Most subradiant bound photon pairs from chirality-mediated dispersion softening

Not scheduled
20m

Description

In the two-excitation sector of waveguide QED, the collective emission from subwavelength atom arrays universally hosts two distinct classes of subradiant eigenstates: free-Fermion states (FSs) and bound photon pairs (bound states, BSs). FSs emerge from the quadratic band extrema of the single-excitation polaritonic dispersion, displaying a universal $N^{-3}$ decay rate scaling with respect to the atom number $N$; BSs are subradiant bound atomic excitations that reside within the bandgaps of the scattering continuum. In conventional non-chiral systems, FSs are typically the longest-lived two-excitation states. However, the competition between FSs and BSs in dictating the most subradiant states in chiral waveguide QED, as well as a rigorous analytical derivation for the scaling of BS decay rates, remain largely unexplored.

We address this gap by investigating the subradiant decay rates of BSs in the presence of interaction chirality.

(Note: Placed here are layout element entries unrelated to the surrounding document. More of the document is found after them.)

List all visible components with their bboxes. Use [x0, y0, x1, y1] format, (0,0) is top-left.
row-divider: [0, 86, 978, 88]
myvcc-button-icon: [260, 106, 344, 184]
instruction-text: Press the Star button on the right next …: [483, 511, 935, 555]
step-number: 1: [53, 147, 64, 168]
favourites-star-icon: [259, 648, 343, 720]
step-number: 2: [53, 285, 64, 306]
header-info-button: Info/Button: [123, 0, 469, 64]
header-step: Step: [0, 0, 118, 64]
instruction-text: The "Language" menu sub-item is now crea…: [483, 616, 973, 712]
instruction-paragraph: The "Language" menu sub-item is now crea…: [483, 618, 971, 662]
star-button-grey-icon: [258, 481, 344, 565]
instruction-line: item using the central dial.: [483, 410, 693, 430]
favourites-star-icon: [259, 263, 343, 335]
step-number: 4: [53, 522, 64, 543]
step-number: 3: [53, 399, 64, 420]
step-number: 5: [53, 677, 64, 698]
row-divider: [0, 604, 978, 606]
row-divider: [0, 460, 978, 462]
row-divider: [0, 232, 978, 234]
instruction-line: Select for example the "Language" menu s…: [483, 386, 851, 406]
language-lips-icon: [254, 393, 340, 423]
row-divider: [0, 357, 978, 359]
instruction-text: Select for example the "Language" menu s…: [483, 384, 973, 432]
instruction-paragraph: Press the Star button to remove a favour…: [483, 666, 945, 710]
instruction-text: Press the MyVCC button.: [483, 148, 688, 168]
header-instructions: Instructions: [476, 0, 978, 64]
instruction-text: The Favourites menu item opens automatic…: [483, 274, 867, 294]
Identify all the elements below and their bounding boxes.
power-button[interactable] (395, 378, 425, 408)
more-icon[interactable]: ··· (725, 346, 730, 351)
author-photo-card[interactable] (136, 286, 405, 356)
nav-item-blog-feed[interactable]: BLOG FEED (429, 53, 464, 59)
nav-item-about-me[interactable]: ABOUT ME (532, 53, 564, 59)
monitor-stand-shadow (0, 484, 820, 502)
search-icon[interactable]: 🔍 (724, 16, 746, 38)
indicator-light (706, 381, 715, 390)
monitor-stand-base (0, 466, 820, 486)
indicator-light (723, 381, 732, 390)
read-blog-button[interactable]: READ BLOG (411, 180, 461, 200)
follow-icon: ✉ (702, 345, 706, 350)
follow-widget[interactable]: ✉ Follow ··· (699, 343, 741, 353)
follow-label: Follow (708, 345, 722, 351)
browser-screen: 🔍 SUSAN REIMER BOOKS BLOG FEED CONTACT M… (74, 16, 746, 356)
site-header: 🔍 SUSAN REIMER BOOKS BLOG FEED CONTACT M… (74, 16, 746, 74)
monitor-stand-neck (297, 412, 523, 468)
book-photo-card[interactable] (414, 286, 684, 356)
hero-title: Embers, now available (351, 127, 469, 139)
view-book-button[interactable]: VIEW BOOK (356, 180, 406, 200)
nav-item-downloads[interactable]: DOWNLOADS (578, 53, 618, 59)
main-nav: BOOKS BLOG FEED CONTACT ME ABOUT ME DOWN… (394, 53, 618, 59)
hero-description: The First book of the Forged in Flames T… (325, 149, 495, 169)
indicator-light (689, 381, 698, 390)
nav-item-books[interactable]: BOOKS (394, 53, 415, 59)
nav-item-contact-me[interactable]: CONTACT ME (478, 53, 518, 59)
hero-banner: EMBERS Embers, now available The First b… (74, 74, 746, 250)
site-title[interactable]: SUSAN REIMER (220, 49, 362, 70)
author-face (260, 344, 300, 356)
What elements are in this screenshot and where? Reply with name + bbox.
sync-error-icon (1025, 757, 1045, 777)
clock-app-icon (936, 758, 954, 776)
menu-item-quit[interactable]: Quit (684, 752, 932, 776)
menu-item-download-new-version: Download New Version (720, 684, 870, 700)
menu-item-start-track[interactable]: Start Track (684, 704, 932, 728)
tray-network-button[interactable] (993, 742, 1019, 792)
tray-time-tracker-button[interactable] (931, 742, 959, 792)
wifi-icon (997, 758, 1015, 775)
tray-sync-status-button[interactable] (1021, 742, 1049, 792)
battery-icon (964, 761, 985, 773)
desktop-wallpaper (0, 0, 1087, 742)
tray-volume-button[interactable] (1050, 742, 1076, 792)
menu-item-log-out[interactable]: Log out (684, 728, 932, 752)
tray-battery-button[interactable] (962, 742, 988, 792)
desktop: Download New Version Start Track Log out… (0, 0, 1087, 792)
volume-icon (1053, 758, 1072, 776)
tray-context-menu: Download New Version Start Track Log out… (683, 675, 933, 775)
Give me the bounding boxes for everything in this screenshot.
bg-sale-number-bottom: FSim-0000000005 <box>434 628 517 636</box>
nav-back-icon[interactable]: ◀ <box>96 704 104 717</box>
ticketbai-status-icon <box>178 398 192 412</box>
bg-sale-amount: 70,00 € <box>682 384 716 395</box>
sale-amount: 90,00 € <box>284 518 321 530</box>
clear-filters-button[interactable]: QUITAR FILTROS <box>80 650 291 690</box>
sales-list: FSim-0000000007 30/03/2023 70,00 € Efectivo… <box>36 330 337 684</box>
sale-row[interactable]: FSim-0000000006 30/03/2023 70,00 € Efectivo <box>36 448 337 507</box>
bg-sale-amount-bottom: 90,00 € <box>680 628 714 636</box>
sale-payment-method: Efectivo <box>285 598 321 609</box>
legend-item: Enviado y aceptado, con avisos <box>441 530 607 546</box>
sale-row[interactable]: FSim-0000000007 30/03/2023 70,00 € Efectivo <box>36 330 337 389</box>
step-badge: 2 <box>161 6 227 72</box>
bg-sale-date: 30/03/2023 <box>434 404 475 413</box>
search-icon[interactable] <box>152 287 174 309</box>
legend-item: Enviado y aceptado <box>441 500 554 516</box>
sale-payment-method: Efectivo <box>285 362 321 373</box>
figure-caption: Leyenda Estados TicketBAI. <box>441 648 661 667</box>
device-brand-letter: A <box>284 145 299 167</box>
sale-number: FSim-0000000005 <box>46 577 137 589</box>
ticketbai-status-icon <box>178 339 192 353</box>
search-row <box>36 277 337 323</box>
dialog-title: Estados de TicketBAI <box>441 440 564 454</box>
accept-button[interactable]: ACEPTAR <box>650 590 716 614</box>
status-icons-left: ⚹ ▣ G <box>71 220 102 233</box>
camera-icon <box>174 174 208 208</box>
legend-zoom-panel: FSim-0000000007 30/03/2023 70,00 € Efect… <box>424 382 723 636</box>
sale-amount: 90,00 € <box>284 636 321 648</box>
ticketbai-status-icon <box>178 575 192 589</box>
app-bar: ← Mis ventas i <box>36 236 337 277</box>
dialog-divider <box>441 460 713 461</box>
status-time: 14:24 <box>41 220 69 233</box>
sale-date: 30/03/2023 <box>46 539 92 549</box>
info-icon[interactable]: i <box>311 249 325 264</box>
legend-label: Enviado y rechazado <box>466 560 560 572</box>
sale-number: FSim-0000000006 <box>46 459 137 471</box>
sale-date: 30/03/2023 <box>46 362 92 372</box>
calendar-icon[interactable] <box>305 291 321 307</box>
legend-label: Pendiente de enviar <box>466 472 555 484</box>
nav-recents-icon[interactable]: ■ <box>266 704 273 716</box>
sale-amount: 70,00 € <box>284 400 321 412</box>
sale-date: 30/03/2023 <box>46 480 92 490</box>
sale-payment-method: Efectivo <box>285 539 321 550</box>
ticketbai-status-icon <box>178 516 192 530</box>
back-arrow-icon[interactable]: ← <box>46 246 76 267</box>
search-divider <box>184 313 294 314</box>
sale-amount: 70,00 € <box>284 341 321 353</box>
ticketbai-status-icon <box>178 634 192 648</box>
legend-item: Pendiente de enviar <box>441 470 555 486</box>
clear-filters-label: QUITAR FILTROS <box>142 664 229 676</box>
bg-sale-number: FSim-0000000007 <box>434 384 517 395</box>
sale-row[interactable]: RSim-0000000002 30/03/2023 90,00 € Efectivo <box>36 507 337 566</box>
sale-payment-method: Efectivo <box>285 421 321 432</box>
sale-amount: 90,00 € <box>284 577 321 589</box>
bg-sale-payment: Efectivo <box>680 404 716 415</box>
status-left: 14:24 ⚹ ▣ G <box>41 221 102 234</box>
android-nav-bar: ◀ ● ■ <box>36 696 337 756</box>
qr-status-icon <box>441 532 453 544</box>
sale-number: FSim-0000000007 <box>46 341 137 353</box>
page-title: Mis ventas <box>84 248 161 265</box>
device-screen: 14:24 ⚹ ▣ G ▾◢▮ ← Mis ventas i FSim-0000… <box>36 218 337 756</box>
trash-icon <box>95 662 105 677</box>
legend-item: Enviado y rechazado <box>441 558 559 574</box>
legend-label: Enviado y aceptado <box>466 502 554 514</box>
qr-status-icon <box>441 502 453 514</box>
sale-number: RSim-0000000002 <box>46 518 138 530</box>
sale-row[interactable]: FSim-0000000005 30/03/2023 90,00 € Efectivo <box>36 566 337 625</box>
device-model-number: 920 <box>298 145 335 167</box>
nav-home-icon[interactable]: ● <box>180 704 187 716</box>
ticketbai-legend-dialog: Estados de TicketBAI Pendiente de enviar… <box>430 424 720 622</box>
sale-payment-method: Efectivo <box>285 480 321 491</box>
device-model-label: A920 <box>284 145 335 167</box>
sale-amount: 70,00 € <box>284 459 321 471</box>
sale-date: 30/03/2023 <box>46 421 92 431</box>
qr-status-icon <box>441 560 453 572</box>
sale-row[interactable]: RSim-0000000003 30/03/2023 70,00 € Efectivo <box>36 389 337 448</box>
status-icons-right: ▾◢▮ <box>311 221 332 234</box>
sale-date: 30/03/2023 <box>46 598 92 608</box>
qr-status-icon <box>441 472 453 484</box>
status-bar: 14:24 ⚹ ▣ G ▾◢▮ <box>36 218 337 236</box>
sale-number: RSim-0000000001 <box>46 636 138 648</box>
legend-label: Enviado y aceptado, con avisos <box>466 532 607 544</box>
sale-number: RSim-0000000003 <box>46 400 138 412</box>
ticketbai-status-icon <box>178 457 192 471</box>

We demonstrate that chiral interactions can drive BSs to become the most subradiant two-excitation states across a wide range of lattice spacings. This phenomenon originates from the modulation of BS dispersion by chirality. Specifically, we rigorously prove that the BS decay rate follows the scaling $\Gamma\sim|\alpha_{2}|/N^{3}$ if the BS dispersion is $\mathcal{E}_{K}\approx\alpha_{2}(K-K_\mathrm{ex})^{2}$ near a band extremum $K_\mathrm{ex}$, revealing that by increasing chirality, the BS band curvature $|\alpha_{2}|$ can be suppressed, which is the key to achieving extreme subradiance. Aided by an additional toy model, we clarify the general role of chirality for shaping polaritonic dispersion relations toward subradiance, and for engineering exotic photon-photon correlations in nanophotonic systems. Finally, we show that these subradiant chiral BSs can be prepared in a realistic optical nanofiber interface.